C'est avec le large consensus de 1992 qu'il a été décidé de ne plus permettre l'utilisation de pièces comme le permis de conduire ou le passeport par souci de transparence. Je me demande même comment Macky Sall peut faire une telle proposition alors même que les services des transports font état de la circulation de 2 millions de faux permis de conduire. On a également entendu un responsable de la DAF, vantant la fiabilité des nouvelles cartes biométriques, dire que les anciennes cartes d'identité sont falsifiables. Tout cela montre que cette trouvaille ne fera qu'ajouter à la situation déjà chaotique du processus électoral.
Mais je n'imagine pas un instant que le Conseil constitutionnel puisse aller dans le sens souhaité par Macky Sall au risque de mettre sens dessus-dessous les prochaines élections. Et, même si par extraordinaire, il irait dans ce sens, il sera tenu pour responsable d'une deuxième violation par Macky Sall du protocole additionnel de la Cedeao après la modification de l'article L 78 et sans consensus, il y a juste quelques semaines. Il y a manifestement une entreprise de sabotage organisé qui témoigne de l'affolement au sein de l'actuelle majorité.
Vous parlez d'affolement à propos de vos adversaires mais, personnellement, n'avez-vous pas pris un gros risque avec votre investiture à Guédiawaye ?

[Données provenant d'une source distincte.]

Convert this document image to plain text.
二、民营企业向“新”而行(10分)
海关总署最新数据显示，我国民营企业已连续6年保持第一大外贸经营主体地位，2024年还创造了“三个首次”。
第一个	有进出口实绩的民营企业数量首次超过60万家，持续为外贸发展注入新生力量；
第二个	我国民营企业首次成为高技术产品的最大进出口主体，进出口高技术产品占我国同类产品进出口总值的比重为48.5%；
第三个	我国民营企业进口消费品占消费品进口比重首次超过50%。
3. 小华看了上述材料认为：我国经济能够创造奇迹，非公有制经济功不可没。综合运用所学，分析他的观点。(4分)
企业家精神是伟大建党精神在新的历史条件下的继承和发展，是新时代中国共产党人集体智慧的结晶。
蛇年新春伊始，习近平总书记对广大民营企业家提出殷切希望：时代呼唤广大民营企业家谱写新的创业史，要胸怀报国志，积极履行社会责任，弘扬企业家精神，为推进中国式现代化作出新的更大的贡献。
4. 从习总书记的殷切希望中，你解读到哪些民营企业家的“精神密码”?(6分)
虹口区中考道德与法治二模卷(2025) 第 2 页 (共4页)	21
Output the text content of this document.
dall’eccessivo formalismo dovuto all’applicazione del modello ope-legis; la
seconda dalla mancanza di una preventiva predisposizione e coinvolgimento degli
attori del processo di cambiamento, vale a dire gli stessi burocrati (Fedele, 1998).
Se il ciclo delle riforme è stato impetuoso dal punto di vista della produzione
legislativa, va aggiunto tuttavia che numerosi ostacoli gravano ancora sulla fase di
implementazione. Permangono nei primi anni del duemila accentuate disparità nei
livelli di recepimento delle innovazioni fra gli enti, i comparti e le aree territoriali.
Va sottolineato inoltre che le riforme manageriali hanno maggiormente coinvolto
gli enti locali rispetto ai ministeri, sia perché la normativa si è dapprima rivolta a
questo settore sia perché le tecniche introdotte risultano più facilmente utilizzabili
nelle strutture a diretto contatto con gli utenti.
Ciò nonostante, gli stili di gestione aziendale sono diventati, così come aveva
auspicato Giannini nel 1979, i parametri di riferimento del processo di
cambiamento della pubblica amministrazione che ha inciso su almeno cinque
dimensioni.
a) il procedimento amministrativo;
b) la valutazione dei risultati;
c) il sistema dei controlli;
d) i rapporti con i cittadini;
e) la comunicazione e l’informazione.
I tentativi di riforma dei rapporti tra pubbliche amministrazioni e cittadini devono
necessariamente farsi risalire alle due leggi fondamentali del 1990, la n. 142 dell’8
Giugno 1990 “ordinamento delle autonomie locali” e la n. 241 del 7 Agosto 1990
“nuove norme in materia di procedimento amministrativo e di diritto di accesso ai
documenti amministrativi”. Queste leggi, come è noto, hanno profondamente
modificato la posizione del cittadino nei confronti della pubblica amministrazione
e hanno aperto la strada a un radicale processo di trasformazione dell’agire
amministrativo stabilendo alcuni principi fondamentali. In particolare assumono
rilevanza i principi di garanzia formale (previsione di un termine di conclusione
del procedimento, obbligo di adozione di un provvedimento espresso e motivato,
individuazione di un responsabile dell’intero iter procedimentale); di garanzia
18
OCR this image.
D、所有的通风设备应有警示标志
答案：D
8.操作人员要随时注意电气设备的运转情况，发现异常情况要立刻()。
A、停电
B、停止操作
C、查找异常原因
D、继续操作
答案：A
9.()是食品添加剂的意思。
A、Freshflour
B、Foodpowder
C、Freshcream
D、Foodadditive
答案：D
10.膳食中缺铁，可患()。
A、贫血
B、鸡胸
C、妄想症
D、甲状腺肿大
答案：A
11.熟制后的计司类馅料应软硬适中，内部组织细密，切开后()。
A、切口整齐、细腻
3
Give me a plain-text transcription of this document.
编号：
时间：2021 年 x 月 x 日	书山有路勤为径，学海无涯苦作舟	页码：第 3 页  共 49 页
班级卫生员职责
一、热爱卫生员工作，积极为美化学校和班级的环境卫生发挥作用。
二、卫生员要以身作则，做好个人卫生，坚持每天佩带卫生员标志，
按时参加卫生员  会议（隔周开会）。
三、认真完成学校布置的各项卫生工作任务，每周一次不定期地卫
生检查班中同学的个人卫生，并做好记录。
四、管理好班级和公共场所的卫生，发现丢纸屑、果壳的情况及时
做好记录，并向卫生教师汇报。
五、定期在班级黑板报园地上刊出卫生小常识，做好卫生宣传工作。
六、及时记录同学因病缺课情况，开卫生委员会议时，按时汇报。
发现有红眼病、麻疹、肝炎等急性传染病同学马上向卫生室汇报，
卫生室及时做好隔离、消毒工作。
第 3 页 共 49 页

Au contraire, je brûlais d'envie d'avoir une occasion de montrer tout mon attachement à Guédiawaye, et l'occasion se présente aujourd'hui avec ces législatives. Jamais un choix politique ne m'a procuré autant de fierté et de bonheur que celui que j'ai fait de diriger la liste de Mànkoo Taxawu Senegaal à Guédiawaye.
Je comprends qu'en parlant de risque, vous faîtes sûrement allusion aux moyens financiers impressionnants déployés par nos adversaires et à l'achat de consciences à laquelle, ils se livrent de manière éhontée pour parvenir à leurs fins. Mais sauf à voler ces élections, la coalition de Macky Sall ne peut pas me battre à Guédiawaye.
Il est vrai que l'argent du pétrole circule en veux-tu-en-voilà. On achète par-ci, par-là des transhumants, des délégués de quartier et l'on finance à tour de bras des groupements de femmes que ceux-là même qui distribuent aujourd'hui de l'argent ont laissées en détresse pendant cinq longues années. Bref, l'argent du pétrole sent à Guédiawaye. Il n'empêche que les populations dont la dignité n'est plus à démontrer, feront librement leur choix le 30 juillet prochain.
L'argent du pétrole ne peut pas acheter la dignité des fils de Guédiawaye. Il n'y a rien de plus indécent que de laisser ces populations végéter dans la pauvreté et la détresse depuis cinq ans qu'ils sont au pouvoir pour venir, aujourd'hui, espérer acheter leur conscience. Ce sera peine perdue car j'ai la conviction que les fils de Guédiawaye qui ont un vrai sens de l'honneur resteront dignes et debout. Rien ni personne ne peut les acheter.
Est-ce que vous ne pensez pas qu'il aurait mieux valu reporter le scrutin pour le tenir plus tard dans de meilleures conditions ?
Ce n'est même pas envisageable. On n'a encore jamais vu des élections reportées dans la dernière semaine de campagne. Le régime en place n'a qu'à assumer sa gestion unilatérale et chaotique du processus électoral. Ils ont toujours "mackyller" leur machination en prétendant discuter avec une certaine opposition et en ignorant totalement l'opposition représentative. On en a vu la conséquence avec la pléthore de listes à ces législatives dont beaucoup ont été suscitées par la majorité juste pour divertir l'électorat et favoriser la dispersion des voix de l'opposition.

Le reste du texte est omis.